Detroit Free Press, June 12, 2008: More Mich. kids land in poverty, prison, survey finds
- BY L.L. BRASIER • FREE PRESS STAFF WRITER • June 12, 2008
More Michigan children are living in poverty, and more of the state’s kids are incarcerated for nonviolent crimes than most other states.
That news is part of today’s KIDS COUNT report, an annual state-by-state survey of the well-being of children ages 10 to 15 measuring things such as poverty, education, birth rates, death rates and pregnancies. There was good news too, though.
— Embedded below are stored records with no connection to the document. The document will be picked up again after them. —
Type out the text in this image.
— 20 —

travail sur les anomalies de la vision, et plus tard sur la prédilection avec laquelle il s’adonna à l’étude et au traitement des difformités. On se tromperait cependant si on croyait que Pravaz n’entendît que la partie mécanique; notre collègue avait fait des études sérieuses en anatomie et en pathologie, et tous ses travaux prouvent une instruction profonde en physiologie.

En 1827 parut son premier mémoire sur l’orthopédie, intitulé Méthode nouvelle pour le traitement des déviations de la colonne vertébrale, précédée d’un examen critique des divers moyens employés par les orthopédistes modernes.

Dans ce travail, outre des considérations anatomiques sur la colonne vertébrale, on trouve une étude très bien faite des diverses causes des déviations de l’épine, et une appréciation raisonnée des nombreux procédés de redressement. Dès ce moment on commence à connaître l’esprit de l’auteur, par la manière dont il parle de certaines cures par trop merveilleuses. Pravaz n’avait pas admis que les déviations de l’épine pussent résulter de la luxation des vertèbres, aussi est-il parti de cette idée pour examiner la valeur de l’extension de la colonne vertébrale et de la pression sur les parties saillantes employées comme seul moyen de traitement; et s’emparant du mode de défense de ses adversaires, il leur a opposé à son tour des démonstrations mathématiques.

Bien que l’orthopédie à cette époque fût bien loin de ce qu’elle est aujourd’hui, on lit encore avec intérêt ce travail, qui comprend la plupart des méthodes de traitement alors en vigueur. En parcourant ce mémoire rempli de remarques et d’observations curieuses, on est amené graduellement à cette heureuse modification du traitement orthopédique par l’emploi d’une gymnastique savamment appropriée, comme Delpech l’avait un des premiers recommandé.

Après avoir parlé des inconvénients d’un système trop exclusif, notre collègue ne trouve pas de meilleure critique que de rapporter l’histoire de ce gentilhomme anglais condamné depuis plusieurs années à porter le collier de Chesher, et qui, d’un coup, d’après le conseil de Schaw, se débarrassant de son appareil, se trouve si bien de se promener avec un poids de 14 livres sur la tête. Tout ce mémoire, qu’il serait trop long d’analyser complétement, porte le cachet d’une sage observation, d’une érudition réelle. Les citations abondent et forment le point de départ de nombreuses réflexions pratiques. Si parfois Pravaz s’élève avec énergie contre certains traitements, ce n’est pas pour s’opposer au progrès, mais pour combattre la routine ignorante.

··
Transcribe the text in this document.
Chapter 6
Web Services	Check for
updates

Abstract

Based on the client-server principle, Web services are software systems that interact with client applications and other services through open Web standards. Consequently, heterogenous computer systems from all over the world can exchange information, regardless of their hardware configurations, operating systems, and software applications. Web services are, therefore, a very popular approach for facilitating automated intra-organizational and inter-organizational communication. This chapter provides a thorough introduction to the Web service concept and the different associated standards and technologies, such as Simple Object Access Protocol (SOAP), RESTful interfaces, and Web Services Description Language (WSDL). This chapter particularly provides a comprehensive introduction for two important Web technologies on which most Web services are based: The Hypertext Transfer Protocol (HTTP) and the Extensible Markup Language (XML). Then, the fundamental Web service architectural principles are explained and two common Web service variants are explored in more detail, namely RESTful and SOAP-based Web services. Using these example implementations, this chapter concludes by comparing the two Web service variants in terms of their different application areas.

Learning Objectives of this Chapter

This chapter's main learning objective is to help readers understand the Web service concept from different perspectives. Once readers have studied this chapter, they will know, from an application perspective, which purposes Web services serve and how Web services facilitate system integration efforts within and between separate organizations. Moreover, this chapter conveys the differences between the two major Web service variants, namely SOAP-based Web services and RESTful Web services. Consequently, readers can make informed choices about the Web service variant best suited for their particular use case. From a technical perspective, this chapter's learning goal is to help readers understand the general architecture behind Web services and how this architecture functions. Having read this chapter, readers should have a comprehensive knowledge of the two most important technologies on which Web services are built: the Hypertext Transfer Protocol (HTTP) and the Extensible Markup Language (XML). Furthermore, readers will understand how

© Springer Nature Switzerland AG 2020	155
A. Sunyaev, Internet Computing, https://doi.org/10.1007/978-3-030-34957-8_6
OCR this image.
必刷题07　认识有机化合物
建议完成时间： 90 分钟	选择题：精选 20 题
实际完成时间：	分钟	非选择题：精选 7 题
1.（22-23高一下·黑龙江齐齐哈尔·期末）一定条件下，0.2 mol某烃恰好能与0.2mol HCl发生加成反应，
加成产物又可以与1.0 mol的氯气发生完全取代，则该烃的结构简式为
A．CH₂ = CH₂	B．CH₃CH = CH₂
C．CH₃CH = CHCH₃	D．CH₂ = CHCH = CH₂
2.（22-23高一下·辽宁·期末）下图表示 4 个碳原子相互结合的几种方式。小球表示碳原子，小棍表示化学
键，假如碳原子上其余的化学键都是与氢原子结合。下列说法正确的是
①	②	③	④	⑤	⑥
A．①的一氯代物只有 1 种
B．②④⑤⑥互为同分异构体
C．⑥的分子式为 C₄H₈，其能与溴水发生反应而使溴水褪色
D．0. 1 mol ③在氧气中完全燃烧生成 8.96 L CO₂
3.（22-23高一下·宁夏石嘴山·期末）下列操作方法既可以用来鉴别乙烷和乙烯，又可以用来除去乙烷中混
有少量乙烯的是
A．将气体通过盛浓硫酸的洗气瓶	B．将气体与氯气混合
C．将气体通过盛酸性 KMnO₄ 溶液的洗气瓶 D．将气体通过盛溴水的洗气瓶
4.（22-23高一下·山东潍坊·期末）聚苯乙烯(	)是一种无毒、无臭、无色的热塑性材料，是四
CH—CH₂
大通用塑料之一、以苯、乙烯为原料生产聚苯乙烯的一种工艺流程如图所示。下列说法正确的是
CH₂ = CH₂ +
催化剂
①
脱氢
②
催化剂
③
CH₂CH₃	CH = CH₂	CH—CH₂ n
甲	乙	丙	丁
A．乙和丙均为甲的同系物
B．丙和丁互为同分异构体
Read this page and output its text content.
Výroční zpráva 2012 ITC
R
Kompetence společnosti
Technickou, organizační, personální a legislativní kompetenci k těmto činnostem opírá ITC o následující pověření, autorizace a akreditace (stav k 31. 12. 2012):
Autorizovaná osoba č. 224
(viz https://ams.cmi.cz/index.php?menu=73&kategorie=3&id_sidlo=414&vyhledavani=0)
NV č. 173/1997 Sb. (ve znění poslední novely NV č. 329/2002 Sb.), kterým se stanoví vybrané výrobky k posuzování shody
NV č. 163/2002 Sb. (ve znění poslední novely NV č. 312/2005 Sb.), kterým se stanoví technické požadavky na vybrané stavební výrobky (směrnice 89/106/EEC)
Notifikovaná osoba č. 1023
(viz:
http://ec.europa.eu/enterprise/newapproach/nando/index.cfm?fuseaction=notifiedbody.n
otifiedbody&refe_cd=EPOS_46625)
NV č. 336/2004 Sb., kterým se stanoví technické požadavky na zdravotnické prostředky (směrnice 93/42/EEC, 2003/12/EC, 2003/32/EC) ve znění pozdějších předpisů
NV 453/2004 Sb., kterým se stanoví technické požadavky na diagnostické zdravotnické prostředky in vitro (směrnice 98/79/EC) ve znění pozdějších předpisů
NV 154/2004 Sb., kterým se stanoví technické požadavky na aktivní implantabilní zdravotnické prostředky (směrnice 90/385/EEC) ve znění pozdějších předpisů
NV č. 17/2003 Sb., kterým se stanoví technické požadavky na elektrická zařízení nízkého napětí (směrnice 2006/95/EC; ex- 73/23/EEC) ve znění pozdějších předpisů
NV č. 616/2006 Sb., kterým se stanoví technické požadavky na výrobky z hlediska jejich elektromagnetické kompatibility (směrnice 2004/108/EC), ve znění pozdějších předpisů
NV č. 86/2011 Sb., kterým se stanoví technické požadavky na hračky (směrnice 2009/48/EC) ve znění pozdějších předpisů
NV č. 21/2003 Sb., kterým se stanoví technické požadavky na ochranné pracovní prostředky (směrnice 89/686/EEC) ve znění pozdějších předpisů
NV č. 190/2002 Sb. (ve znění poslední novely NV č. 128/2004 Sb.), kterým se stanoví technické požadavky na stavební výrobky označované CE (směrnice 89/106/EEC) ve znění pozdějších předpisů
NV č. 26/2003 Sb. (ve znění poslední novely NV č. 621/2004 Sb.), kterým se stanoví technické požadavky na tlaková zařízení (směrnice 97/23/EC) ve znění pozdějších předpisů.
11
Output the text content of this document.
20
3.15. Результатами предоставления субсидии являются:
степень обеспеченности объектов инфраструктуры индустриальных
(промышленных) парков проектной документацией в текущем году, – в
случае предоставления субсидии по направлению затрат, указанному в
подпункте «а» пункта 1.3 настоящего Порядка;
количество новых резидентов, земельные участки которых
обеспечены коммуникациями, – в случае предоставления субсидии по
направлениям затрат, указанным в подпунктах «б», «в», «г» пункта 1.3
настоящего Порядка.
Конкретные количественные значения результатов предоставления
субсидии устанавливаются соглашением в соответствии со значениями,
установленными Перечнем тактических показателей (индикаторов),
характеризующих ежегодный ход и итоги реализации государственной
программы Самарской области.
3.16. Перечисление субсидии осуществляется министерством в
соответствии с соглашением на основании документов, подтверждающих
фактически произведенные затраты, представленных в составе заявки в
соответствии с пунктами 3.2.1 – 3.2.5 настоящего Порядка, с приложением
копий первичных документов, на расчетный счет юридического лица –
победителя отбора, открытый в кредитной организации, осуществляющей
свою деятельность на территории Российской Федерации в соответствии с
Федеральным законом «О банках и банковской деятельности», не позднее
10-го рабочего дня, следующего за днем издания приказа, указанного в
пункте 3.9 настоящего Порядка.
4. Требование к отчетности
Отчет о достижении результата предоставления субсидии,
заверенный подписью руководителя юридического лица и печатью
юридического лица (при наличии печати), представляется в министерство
Fewer teens are dying, and fewer are having babies than the national average.
Michigan again placed 27th nationwide for its overall treatment of children.
Among the most alarming trends: Michigan continues to incarcerate kids at a much higher rate than the national average and often for nonviolent crimes.
There are 137 children per 100,000 in some sort of state facility or detention in Michigan, compared with the national average of 125 per 100,000. That puts Michigan 33rd in that category.
“This is very expensive, not effective and it’s dangerous,” said Jane Zehnder-Merrell, a senior research associate with the Michigan League for Human Services and director of the state’s KIDS COUNT project. Children housed in detention centers often do not get necessary services, such as mental health care, and end up back in the system.
Michigan’s dismal economy is having a dramatic effect on kids as well. About 18% of the state’s children are now poor, an increase of 29% in recent years. Poverty is defined as two parents and two children with an annual income of $20,000. Michigan ranks 30th in that category.
But among the good news, Michigan’s teen death rate was 57 deaths per 100,000 among kids aged 15 to 19.
Zehnder-Merrell attributes that to graduated driver’s license programs that require teenagers to drive under supervision for several months before obtaining their license, and an increase in the use of seat belts.
And there has been a 20% decline in teens giving birth.
“It’s a combination of factors. Certainly there has been an emphasis on safe sex, and there are also a lot of local efforts to help young people make better decisions, so some are delaying becoming sexually active.”
Zehnder-Merrell said that despite those improvements, the overall numbers should alarm all Michigan citizens.
“These kids are the workers, the next generation, and if we don’t give them opportunities, they won’t be functional adults,” she said.